Plus récemment, au mois d'octobre, une centaine d'élus se sont dits prêts à accueillir des centres de soin et de consommation sur leur territoire, dans une tribune rédigée à l'iniative d'Anne Souyris, adjointe d'Anne Hidalgo en charge de la santé.
Darmanin vise l'éradication du trafic de crack
Enfin, la municipalité défend une augmentation du nombre de places d'hébergement accompagné. Selon Le Parisien, il en existe 553 en Île-de-France à ce jour. Un total voué à grimper à 600, précise Amélie Verdier, directrice générale de l’Agence régionale de santé (ARS), à nos confrères.

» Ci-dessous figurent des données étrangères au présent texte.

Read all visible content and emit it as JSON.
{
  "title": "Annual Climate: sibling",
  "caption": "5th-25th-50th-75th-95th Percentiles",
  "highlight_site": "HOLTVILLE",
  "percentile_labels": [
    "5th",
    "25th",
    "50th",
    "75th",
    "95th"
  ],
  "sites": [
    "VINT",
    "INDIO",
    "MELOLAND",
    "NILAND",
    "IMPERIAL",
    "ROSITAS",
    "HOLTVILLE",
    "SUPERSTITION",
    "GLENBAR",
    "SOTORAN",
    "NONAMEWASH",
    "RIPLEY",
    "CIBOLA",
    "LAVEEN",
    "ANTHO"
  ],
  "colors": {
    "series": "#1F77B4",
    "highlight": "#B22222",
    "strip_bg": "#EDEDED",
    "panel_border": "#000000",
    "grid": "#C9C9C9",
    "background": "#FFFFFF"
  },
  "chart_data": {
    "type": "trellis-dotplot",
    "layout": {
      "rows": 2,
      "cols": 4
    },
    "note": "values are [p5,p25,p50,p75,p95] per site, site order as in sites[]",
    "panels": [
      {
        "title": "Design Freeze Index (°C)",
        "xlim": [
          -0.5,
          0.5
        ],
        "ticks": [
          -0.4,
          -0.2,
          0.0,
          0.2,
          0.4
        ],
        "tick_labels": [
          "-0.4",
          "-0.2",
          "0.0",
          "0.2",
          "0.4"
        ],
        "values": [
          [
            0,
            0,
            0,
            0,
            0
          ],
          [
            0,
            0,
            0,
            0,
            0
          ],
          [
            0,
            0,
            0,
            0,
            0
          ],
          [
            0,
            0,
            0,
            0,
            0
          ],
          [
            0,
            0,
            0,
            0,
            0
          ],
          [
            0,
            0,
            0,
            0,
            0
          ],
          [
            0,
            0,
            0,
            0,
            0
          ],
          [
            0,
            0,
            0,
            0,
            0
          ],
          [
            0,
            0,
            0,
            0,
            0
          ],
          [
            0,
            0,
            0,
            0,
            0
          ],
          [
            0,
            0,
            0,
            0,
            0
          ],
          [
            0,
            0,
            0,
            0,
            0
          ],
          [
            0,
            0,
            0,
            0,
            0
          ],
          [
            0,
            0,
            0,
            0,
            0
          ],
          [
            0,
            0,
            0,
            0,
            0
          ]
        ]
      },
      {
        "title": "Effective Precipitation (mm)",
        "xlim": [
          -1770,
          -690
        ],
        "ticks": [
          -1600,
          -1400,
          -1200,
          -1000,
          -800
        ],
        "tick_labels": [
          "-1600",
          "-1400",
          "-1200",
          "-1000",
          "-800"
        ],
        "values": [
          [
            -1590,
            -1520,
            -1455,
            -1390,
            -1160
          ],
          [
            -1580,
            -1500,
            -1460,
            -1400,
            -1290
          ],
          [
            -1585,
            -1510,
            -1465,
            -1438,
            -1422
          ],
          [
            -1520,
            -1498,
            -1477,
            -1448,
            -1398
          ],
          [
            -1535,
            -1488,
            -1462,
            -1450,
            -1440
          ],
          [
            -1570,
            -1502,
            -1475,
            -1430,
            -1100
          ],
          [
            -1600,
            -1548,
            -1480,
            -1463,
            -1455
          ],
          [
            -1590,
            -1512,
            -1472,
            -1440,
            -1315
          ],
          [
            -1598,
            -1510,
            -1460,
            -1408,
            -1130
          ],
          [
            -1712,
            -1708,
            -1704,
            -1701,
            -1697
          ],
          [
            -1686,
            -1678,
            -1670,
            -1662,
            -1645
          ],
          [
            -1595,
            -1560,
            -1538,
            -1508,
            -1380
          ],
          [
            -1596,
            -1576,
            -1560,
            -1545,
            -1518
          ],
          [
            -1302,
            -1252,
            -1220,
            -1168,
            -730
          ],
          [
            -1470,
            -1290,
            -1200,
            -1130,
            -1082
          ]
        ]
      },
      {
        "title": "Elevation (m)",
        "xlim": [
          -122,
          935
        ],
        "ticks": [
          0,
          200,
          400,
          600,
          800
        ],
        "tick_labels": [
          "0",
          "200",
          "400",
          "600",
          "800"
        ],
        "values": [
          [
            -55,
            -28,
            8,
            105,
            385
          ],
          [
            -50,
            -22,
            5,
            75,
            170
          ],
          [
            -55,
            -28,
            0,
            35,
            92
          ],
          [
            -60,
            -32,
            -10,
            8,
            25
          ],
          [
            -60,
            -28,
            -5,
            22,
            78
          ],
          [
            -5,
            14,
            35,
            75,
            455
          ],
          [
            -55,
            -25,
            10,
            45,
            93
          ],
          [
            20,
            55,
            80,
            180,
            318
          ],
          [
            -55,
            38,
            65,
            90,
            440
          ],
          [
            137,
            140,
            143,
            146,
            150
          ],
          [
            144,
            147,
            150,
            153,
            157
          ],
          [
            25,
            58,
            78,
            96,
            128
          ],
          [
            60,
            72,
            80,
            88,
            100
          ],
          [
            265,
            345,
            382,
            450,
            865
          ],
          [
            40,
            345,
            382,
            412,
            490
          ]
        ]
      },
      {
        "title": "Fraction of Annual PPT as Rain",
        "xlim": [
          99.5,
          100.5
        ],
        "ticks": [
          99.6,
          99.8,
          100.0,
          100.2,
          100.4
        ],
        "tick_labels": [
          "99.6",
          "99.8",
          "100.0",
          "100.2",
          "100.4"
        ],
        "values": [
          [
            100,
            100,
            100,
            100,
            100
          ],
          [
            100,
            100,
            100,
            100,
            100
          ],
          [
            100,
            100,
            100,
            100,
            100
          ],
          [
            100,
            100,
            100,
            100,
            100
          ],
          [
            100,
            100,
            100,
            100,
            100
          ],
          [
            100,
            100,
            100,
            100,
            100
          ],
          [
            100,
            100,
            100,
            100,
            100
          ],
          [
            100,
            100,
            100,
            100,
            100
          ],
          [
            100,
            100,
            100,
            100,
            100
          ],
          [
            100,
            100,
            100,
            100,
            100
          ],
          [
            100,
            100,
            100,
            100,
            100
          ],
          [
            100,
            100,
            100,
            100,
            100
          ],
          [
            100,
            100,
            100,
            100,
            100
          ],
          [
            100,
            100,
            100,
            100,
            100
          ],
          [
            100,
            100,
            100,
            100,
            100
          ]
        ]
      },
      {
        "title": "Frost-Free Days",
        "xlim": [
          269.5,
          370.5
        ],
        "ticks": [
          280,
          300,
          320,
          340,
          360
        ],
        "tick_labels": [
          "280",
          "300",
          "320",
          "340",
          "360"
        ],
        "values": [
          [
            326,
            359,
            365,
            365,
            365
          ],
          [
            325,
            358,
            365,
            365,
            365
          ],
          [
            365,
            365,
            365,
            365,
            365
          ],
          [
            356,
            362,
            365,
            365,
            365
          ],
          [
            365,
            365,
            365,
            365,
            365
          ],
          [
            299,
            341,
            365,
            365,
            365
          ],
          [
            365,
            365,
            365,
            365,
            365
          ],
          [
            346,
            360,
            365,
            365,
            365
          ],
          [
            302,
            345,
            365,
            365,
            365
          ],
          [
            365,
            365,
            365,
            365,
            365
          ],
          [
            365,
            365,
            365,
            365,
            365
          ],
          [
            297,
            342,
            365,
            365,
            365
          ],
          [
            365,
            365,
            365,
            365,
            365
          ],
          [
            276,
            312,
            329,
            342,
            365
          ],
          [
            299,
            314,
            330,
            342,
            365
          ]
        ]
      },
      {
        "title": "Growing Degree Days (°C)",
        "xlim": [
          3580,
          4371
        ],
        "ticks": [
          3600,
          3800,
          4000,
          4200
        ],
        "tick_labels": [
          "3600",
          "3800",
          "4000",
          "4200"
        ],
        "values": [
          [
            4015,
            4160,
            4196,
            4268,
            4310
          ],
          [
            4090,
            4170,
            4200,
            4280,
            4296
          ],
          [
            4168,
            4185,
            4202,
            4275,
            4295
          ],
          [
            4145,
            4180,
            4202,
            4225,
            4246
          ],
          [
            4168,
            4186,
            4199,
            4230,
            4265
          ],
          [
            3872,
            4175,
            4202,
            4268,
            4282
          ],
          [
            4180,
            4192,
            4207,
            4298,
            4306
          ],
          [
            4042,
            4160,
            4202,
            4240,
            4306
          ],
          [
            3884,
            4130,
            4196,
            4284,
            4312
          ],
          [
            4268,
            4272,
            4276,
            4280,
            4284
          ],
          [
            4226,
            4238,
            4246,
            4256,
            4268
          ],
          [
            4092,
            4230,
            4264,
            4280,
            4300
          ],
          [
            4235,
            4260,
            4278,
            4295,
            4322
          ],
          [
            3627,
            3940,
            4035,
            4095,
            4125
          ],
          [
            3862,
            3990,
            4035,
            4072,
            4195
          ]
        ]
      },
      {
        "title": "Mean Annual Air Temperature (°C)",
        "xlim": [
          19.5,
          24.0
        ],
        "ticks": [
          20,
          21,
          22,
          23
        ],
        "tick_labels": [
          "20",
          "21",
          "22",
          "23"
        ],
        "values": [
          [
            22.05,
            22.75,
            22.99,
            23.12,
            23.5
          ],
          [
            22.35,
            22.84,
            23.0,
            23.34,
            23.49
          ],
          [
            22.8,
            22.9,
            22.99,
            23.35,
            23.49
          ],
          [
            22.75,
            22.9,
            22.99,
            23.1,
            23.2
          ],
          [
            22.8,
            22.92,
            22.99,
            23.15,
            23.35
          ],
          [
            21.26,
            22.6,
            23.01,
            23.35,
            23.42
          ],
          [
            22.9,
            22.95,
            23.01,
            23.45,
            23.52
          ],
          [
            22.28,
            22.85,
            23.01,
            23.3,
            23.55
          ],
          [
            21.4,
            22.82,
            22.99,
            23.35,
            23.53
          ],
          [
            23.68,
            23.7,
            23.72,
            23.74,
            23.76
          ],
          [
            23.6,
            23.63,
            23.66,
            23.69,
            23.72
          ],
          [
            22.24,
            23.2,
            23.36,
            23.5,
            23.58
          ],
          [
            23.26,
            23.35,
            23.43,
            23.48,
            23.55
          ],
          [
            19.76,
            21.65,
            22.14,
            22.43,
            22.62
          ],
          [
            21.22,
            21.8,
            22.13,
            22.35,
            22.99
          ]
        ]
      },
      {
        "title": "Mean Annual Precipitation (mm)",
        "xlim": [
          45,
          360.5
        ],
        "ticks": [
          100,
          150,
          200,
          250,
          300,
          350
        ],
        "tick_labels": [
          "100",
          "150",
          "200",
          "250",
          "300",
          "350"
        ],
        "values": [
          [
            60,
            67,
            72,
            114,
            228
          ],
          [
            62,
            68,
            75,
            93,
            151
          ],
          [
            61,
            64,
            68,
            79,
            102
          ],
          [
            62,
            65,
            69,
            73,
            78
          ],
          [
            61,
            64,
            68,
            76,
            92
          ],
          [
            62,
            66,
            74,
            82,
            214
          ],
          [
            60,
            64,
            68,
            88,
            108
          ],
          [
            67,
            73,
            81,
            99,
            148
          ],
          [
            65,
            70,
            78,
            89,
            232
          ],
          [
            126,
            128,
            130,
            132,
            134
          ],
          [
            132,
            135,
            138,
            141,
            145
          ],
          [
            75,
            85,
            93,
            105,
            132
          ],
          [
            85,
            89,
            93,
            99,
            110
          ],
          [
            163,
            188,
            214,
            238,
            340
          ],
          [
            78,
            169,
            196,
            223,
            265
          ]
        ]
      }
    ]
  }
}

Ces différentes mesures apparaîtront-elles dans le nouveau plan crack, attendu depuis la fin du dernier projet de ce type, qui portait sur la période 2019-2021? Pour le moment, nous l'ignorons.
En septembre dernier, Laurent Nunez, le préfet de police de Paris, se disait prêt à tenir le délai d'un an fixé par Gérald Darmanin pour éradiquer le trafic de crack dans la capitale.